A Monkey to Ride the Dog

sean_illo_45_by_brad_beshaw

Illustration from Razorcake #45 by Brad Beshaw

I recently submitted my eightieth column for Razorcake.  It seems incredible to me.  Eighty columns.  One every two months for thirteen years, four months.  For a punk rock zine.  Weird.

On the other hand, I feel differently about my Razorcake columns than anything else I write.  They are the only things I reread once they’re in print.  Or, I guess I should be more specific.

When I write novels or short story collections, I’ll read specific chapters or sections from the book after it’s published.  I’ll read these sections for a reason, though: to prepare for a performance or to fact check something.  I’ve never read one of my books all the way through once it was in print.

When my short stories run in literary journals, I frequently read everything in the journal except for the story I wrote.  When I write reviews or essays for various publications, I never look back over them in print, mostly because I revise short stories, reviews, and essays so incessantly that one more reading of the piece seems excessive.

But the Razorcake columns: I reread those just for fun.  Every two months, there comes a time when I’ve read the rest of the issue and I’m not ready to wait for the next one, so I sit down and reread my column.  I love those moments.

A couple of years ago, I decided to put together a collection of my favorite columns and submit it for publication as a book.  I went back through the first twelve years of columns, picked my top twenty-six, and wrote an introduction so that they’d make sense as a whole.  I intended to send it out for publication.  In fact, I did send it to an editor I know who works at a publishing house I respect.  He told me that he loved the columns individually, but when you put twenty-six of them in a book, it doesn’t work.

I felt pretty much the same way.  I was ambivalent about even sending out the collection.  When an editor I respected echoed my feelings, I decided to shelve the collection.

The columns were meant to be read one at a time.

With the eightieth column, though, I decided to unearth the collection and post it here.  Not all at once.  That doesn’t work.  Twenty-six consecutive columns is overwhelming.

Instead, I’ll post one column every other Tuesday.  This will start next Tuesday.  When they’re all live, I intend to return to this post and create a series of links so that you can find the whole collection in one place.

A note on the columns:

The columns in this collection are arranged in a more or less chronological manner according to when the events in the column occurred (not when the column was written). Outside of changing a few things we missed in the first round of proofreading, the columns are the same as the ones that ran in Razorcake. I edited nothing from the perspective of an older and wiser writer. I chose not to include several early columns because the best of them ran in my collection Glue and Ink Rebellion. I’m slightly ashamed of the poor quality of the rest of them. For that reason, most of the columns in this collection ran in Razorcake between 2005-2012.

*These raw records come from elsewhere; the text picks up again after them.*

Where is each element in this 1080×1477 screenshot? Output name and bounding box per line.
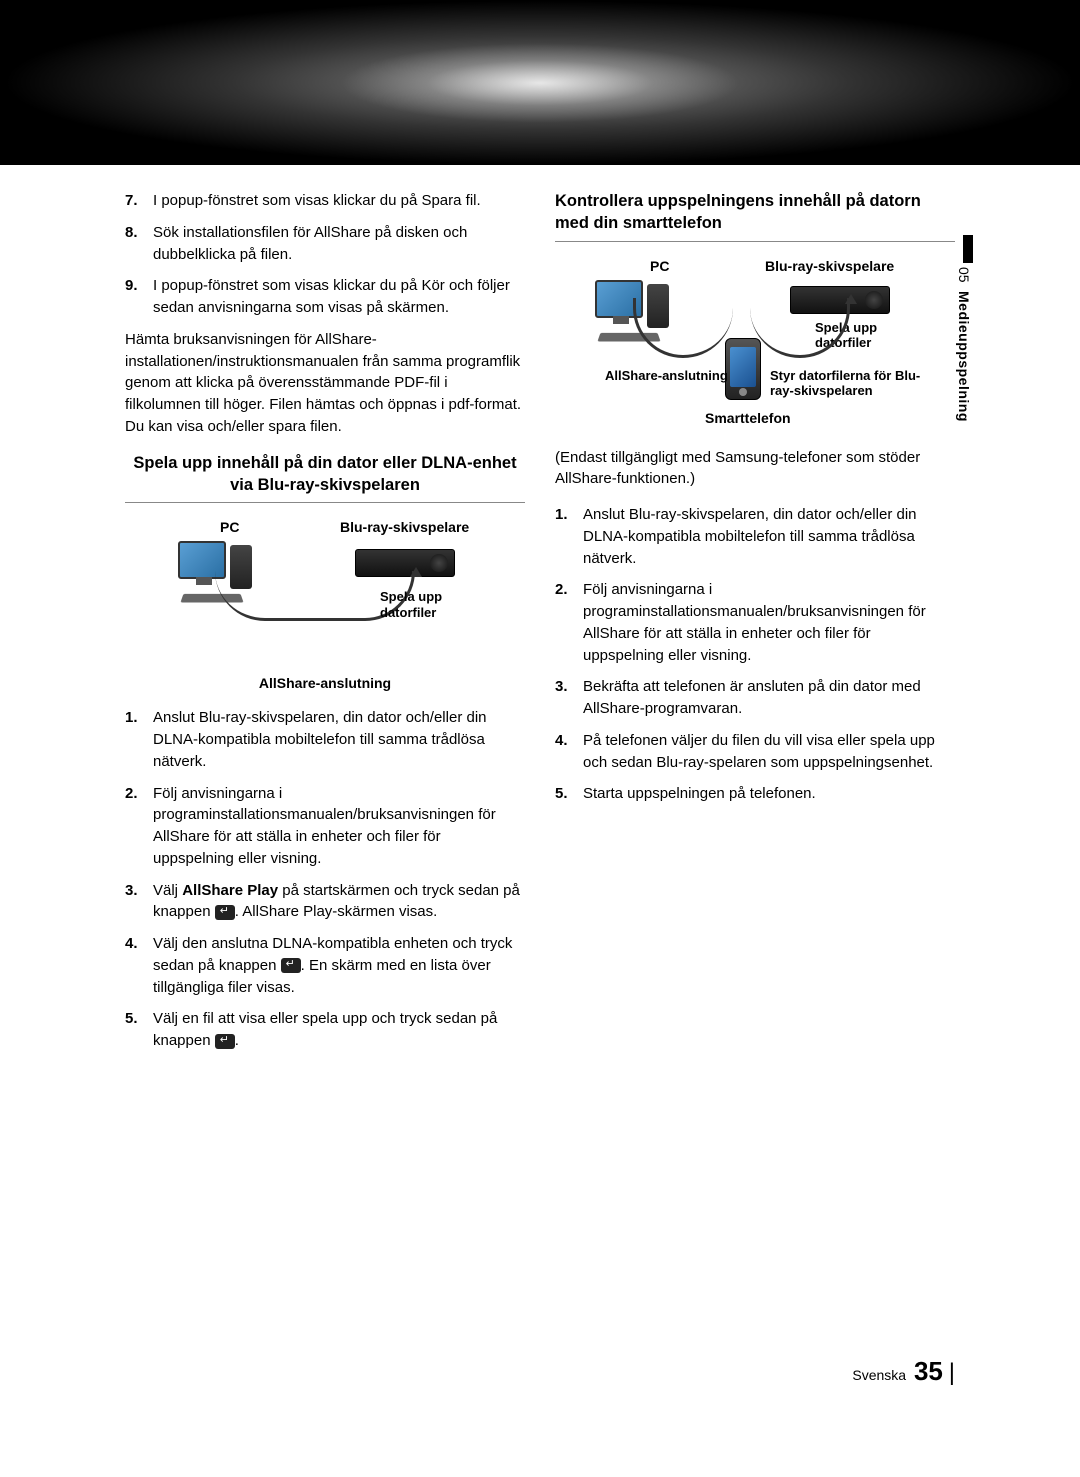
enter-button-icon xyxy=(281,958,301,973)
footer-divider: | xyxy=(949,1359,955,1386)
list-item: 2.Följ anvisningarna i programinstallati… xyxy=(555,579,955,666)
list-item: 2.Följ anvisningarna i programinstallati… xyxy=(125,783,525,870)
heading-rule xyxy=(555,241,955,242)
connection-diagram-1: PC Blu-ray-skivspelare Spela upp datorfi… xyxy=(160,519,490,659)
list-item: 4.På telefonen väljer du filen du vill v… xyxy=(555,730,955,774)
pc-label: PC xyxy=(650,258,669,275)
enter-button-icon xyxy=(215,905,235,920)
list-item: 8.Sök installationsfilen för AllShare på… xyxy=(125,222,525,266)
arrow-icon xyxy=(845,294,857,304)
list-item: 1.Anslut Blu-ray-skivspelaren, din dator… xyxy=(125,707,525,772)
list-item: 5.Starta uppspelningen på telefonen. xyxy=(555,783,955,805)
right-column: Kontrollera uppspelningens innehåll på d… xyxy=(555,190,955,1062)
page-footer: Svenska 35 | xyxy=(852,1356,955,1387)
connection-arc-left xyxy=(633,298,733,358)
list-item: 1.Anslut Blu-ray-skivspelaren, din dator… xyxy=(555,504,955,569)
numbered-list-continuation: 7.I popup-fönstret som visas klickar du … xyxy=(125,190,525,319)
numbered-list: 1.Anslut Blu-ray-skivspelaren, din dator… xyxy=(555,504,955,805)
chapter-tab: 05 Medieuppspelning xyxy=(956,235,980,421)
compatibility-note: (Endast tillgängligt med Samsung-telefon… xyxy=(555,447,955,491)
control-label: Styr datorfilerna för Blu-ray-skivspelar… xyxy=(770,368,935,399)
phone-icon xyxy=(725,338,761,400)
list-item: 5. Välj en fil att visa eller spela upp … xyxy=(125,1008,525,1052)
pc-label: PC xyxy=(220,519,239,536)
list-item: 4. Välj den anslutna DLNA-kompatibla enh… xyxy=(125,933,525,998)
list-item: 3.Bekräfta att telefonen är ansluten på … xyxy=(555,676,955,720)
language-label: Svenska xyxy=(852,1367,906,1383)
section-heading: Kontrollera uppspelningens innehåll på d… xyxy=(555,190,955,235)
bluray-label: Blu-ray-skivspelare xyxy=(340,519,469,536)
diagram-caption: AllShare-anslutning xyxy=(125,673,525,693)
numbered-list: 1.Anslut Blu-ray-skivspelaren, din dator… xyxy=(125,707,525,1052)
chapter-title: Medieuppspelning xyxy=(956,291,972,422)
paragraph: Hämta bruksanvisningen för AllShare-inst… xyxy=(125,329,525,438)
list-item: 7.I popup-fönstret som visas klickar du … xyxy=(125,190,525,212)
play-files-label: Spela upp datorfiler xyxy=(380,589,490,620)
phone-label: Smarttelefon xyxy=(705,410,791,427)
arrow-icon xyxy=(410,567,422,577)
bluray-label: Blu-ray-skivspelare xyxy=(765,258,894,275)
list-item: 3. Välj AllShare Play på startskärmen oc… xyxy=(125,880,525,924)
list-item: 9.I popup-fönstret som visas klickar du … xyxy=(125,275,525,319)
chapter-number: 05 xyxy=(956,267,972,283)
allshare-conn-label: AllShare-anslutning xyxy=(605,368,728,384)
left-column: 7.I popup-fönstret som visas klickar du … xyxy=(125,190,525,1062)
section-heading: Spela upp innehåll på din dator eller DL… xyxy=(125,452,525,497)
heading-rule xyxy=(125,502,525,503)
connection-diagram-2: PC Blu-ray-skivspelare Spela upp datorfi… xyxy=(575,258,935,433)
header-photo xyxy=(0,0,1080,165)
page-number: 35 xyxy=(914,1356,943,1386)
enter-button-icon xyxy=(215,1034,235,1049)
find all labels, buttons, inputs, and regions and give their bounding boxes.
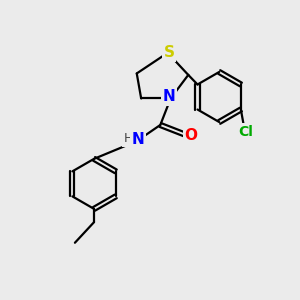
Text: Cl: Cl [238,124,253,139]
Text: H: H [124,132,133,145]
Text: O: O [185,128,198,143]
Text: N: N [163,89,175,104]
Text: S: S [164,45,175,60]
Text: N: N [132,132,145,147]
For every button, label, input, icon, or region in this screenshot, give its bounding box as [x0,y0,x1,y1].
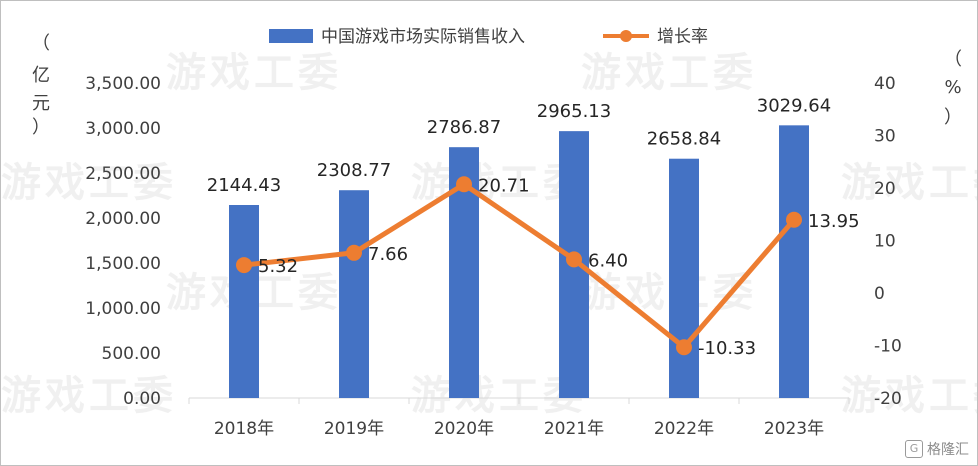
growth-rate-point [786,211,802,228]
brand-logo-text: 格隆汇 [927,442,969,458]
x-tick-label: 2018年 [214,419,274,439]
bar-value-label: 2786.87 [427,117,501,138]
x-tick-label: 2022年 [654,419,714,439]
y-left-tick-label: 2,000.00 [85,209,161,229]
legend-line-marker [620,30,632,42]
y-right-unit-label: % [944,77,961,98]
y-left-tick-label: 1,000.00 [85,299,161,319]
y-right-tick-label: -20 [874,389,902,409]
legend-bar-swatch [269,29,313,43]
y-left-unit-label: ） [32,117,50,138]
bar-value-label: 2965.13 [537,101,611,122]
legend-line-label: 增长率 [657,27,708,47]
growth-rate-label: 5.32 [258,256,298,277]
x-tick-label: 2023年 [764,419,824,439]
watermark-text: 游戏工委 [841,373,977,419]
y-left-unit-label: 元 [32,93,50,114]
y-right-tick-label: 10 [874,232,896,252]
y-left-tick-label: 3,500.00 [85,74,161,94]
bar [229,205,259,398]
growth-rate-point [676,339,692,356]
legend-bar-label: 中国游戏市场实际销售收入 [321,27,525,47]
growth-rate-label: 13.95 [808,211,860,232]
y-right-tick-label: 30 [874,127,896,147]
watermark-text: 游戏工委 [581,50,757,96]
y-left-tick-label: 3,000.00 [85,119,161,139]
y-left-tick-label: 1,500.00 [85,254,161,274]
y-left-tick-label: 2,500.00 [85,164,161,184]
x-tick-label: 2020年 [434,419,494,439]
growth-rate-label: 20.71 [478,175,530,196]
y-left-tick-label: 0.00 [123,389,161,409]
axes: 2018年 2019年 2020年 2021年 2022年 2023年 0.00 500.00… [32,33,962,439]
data-labels: 2144.43 2308.77 2786.87 2965.13 2658.84 3029.… [207,95,860,359]
bar [779,125,809,398]
y-right-tick-label: 20 [874,179,896,199]
watermark-text: 游戏工委 [1,160,177,206]
bar-value-label: 2144.43 [207,175,281,196]
y-right-tick-label: -10 [874,337,902,357]
y-right-tick-label: 40 [874,74,896,94]
bar [669,158,699,398]
growth-rate-point [346,244,362,261]
growth-rate-point [236,257,252,274]
brand-logo: G 格隆汇 [905,439,969,459]
y-left-tick-label: 500.00 [102,344,161,364]
growth-rate-label: -10.33 [698,338,756,359]
watermark-text: 游戏工委 [581,270,757,316]
watermark-text: 游戏工委 [411,373,587,419]
line-series [236,176,802,356]
watermark-text: 游戏工委 [1,373,177,419]
watermark-text: 游戏工委 [166,50,342,96]
legend: 中国游戏市场实际销售收入 增长率 [269,27,708,47]
brand-logo-icon: G [905,440,923,458]
bar-value-label: 3029.64 [757,95,831,116]
y-right-unit-label: （ [944,49,962,70]
growth-rate-label: 6.40 [588,250,628,271]
y-left-unit-label: （ [32,33,50,54]
x-tick-label: 2021年 [544,419,604,439]
y-right-tick-label: 0 [874,284,885,304]
watermark-text: 游戏工委 [841,160,977,206]
growth-rate-line [241,181,797,350]
bar [339,190,369,398]
watermark-layer: 游戏工委游戏工委游戏工委游戏工委游戏工委游戏工委游戏工委游戏工委游戏工委游戏工委 [1,50,977,419]
growth-rate-label: 7.66 [368,244,408,265]
y-right-unit-label: ） [944,107,962,128]
growth-rate-point [566,251,582,268]
bar-value-label: 2308.77 [317,160,391,181]
x-tick-label: 2019年 [324,419,384,439]
y-left-unit-label: 亿 [32,65,50,86]
growth-rate-point [456,176,472,193]
bar-value-label: 2658.84 [647,129,721,150]
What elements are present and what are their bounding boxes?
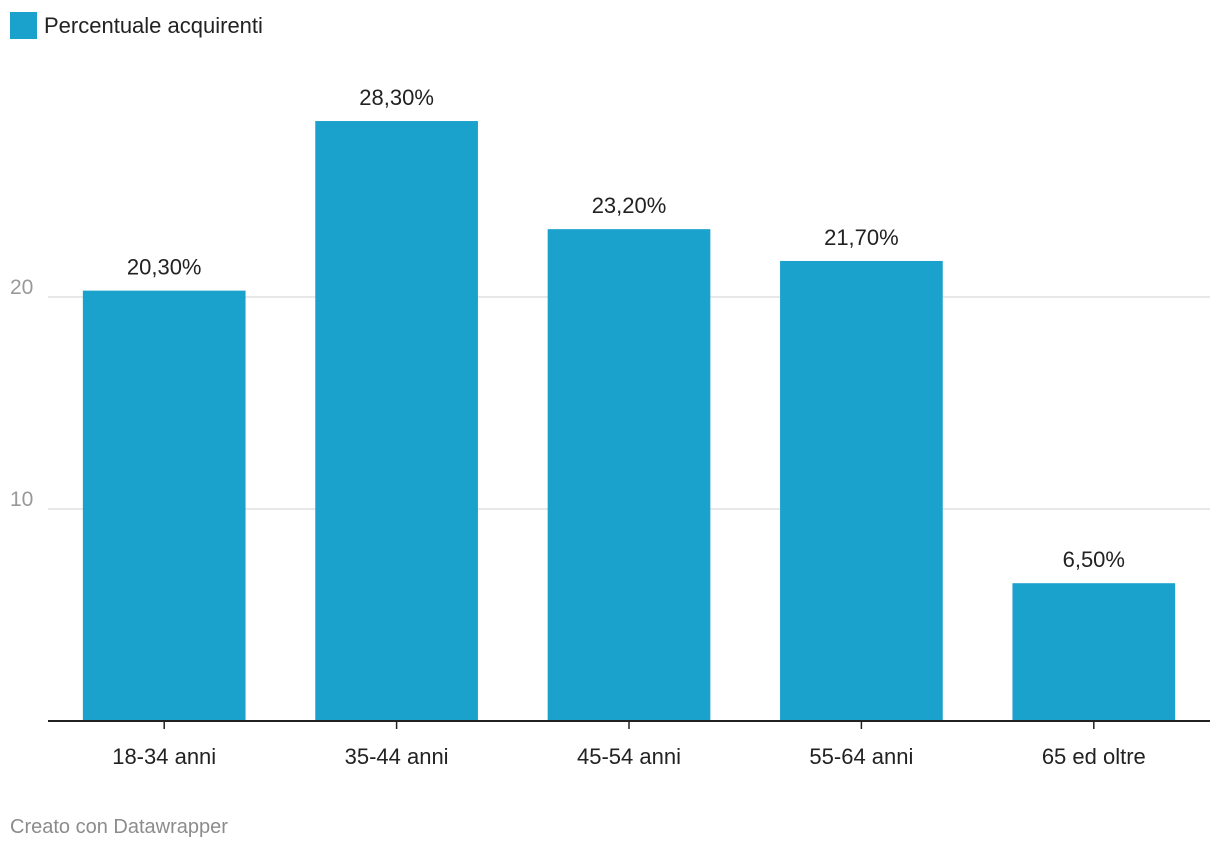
credit-text: Creato con Datawrapper — [10, 816, 228, 838]
bar — [547, 229, 711, 721]
bar — [82, 290, 246, 721]
legend-label: Percentuale acquirenti — [44, 12, 263, 38]
data-label: 20,30% — [127, 255, 202, 280]
bar — [315, 121, 478, 722]
data-label: 23,20% — [592, 193, 667, 218]
legend: Percentuale acquirenti — [10, 12, 263, 39]
data-label: 21,70% — [824, 225, 899, 250]
x-tick-label: 35-44 anni — [345, 744, 449, 769]
x-tick-label: 55-64 anni — [809, 744, 913, 769]
bar — [780, 260, 943, 721]
x-tick-label: 65 ed oltre — [1042, 744, 1146, 769]
data-label: 28,30% — [359, 85, 434, 110]
x-tick-label: 18-34 anni — [112, 744, 216, 769]
y-tick-label: 10 — [10, 488, 33, 511]
x-tick-label: 45-54 anni — [577, 744, 681, 769]
bar — [1012, 583, 1176, 721]
legend-swatch — [10, 12, 37, 39]
data-label: 6,50% — [1063, 547, 1125, 572]
y-tick-label: 20 — [10, 276, 33, 299]
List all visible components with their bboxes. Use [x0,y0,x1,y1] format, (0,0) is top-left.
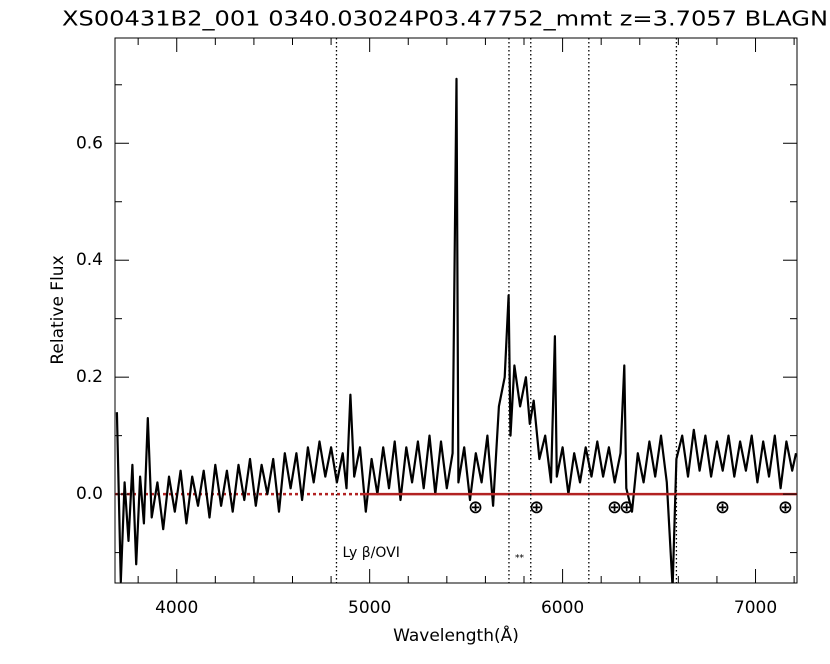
y-tick-label: 0.6 [76,133,103,153]
plot-frame [114,37,798,584]
x-axis-label: Wavelength(Å) [393,624,519,646]
spectrum-line [115,77,797,583]
plot-area [115,77,797,583]
y-tick-label: 0.0 [76,484,103,504]
y-tick-label: 0.4 [76,250,103,270]
telluric-marker: ⊕ [778,497,793,518]
x-tick-label: 5000 [348,598,391,618]
telluric-marker: ⊕ [715,497,730,518]
telluric-marker: ⊕ [468,497,483,518]
chart-title: XS00431B2_001 0340.03024P03.47752_mmt z=… [62,7,828,31]
telluric-marker: ⊕ [607,497,622,518]
line-marker-label: Ly β/OVI [342,545,399,561]
y-axis-label: Relative Flux [48,255,68,364]
x-tick-label: 4000 [155,598,198,618]
telluric-marker: ⊕ [529,497,544,518]
line-marker-label: ** [515,554,525,564]
x-tick-label: 7000 [734,598,777,618]
x-tick-label: 6000 [541,598,584,618]
y-tick-label: 0.2 [76,367,103,387]
telluric-marker: ⊕ [619,497,634,518]
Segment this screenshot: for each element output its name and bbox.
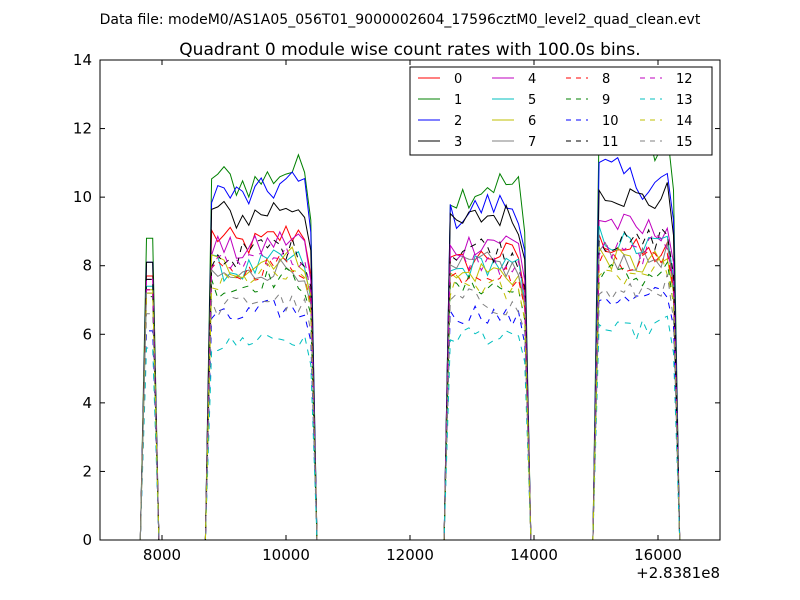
series-line-3 xyxy=(100,182,720,540)
series-line-9 xyxy=(100,260,720,540)
series-line-10 xyxy=(100,286,720,540)
y-tick-label: 2 xyxy=(82,462,92,480)
series-line-0 xyxy=(100,224,720,540)
legend-label-15: 15 xyxy=(676,135,693,150)
legend-label-3: 3 xyxy=(454,135,462,150)
legend-label-1: 1 xyxy=(454,93,462,108)
suptitle: Data file: modeM0/AS1A05_056T01_90000026… xyxy=(100,12,701,28)
series-line-7 xyxy=(100,241,720,540)
y-tick-label: 4 xyxy=(82,394,92,412)
plot-area: 8000 10000 12000 14000 160000246810121401234… xyxy=(73,51,721,564)
series-line-11 xyxy=(100,226,720,540)
x-tick-label: 14000 xyxy=(510,546,558,564)
legend-label-2: 2 xyxy=(454,114,462,129)
legend-label-11: 11 xyxy=(602,135,619,150)
series-line-15 xyxy=(100,274,720,540)
series-line-12 xyxy=(100,233,720,540)
y-tick-label: 6 xyxy=(82,325,92,343)
x-tick-label: 8000 xyxy=(143,546,181,564)
legend-label-0: 0 xyxy=(454,72,462,87)
y-tick-label: 12 xyxy=(73,120,92,138)
series-line-8 xyxy=(100,247,720,540)
legend-label-4: 4 xyxy=(528,72,536,87)
legend-label-6: 6 xyxy=(528,114,536,129)
legend-label-10: 10 xyxy=(602,114,619,129)
y-tick-label: 8 xyxy=(82,257,92,275)
x-tick-label: 10000 xyxy=(262,546,310,564)
series-line-2 xyxy=(100,156,720,540)
series-line-13 xyxy=(100,315,720,540)
y-tick-label: 14 xyxy=(73,51,92,69)
series-line-14 xyxy=(100,253,720,540)
y-tick-label: 0 xyxy=(82,531,92,549)
x-tick-label: 12000 xyxy=(386,546,434,564)
legend-label-8: 8 xyxy=(602,72,610,87)
series-line-5 xyxy=(100,225,720,540)
legend-label-5: 5 xyxy=(528,93,536,108)
legend-label-14: 14 xyxy=(676,114,693,129)
y-tick-label: 10 xyxy=(73,188,92,206)
series-lines xyxy=(100,127,720,540)
x-offset-label: +2.8381e8 xyxy=(636,564,720,582)
legend-label-13: 13 xyxy=(676,93,693,108)
series-line-1 xyxy=(100,127,720,540)
legend-label-9: 9 xyxy=(602,93,610,108)
chart-title: Quadrant 0 module wise count rates with … xyxy=(179,40,640,60)
series-line-6 xyxy=(100,245,720,540)
legend-box xyxy=(409,66,713,156)
legend-label-7: 7 xyxy=(528,135,536,150)
x-tick-label: 16000 xyxy=(634,546,682,564)
legend-label-12: 12 xyxy=(676,72,693,87)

If I thought that the real people involved would be embarrassed or put out by what I wrote, I changed their names. If I thought they’d be stoked or apathetic about their inclusion, I kept their real names. All of the stories are true inasmuch as any story can be true. Like anyone, I created somewhat arbitrary starting and ending points and left out details I thought would be irrelevant. Beyond that, these are the events as I remember them.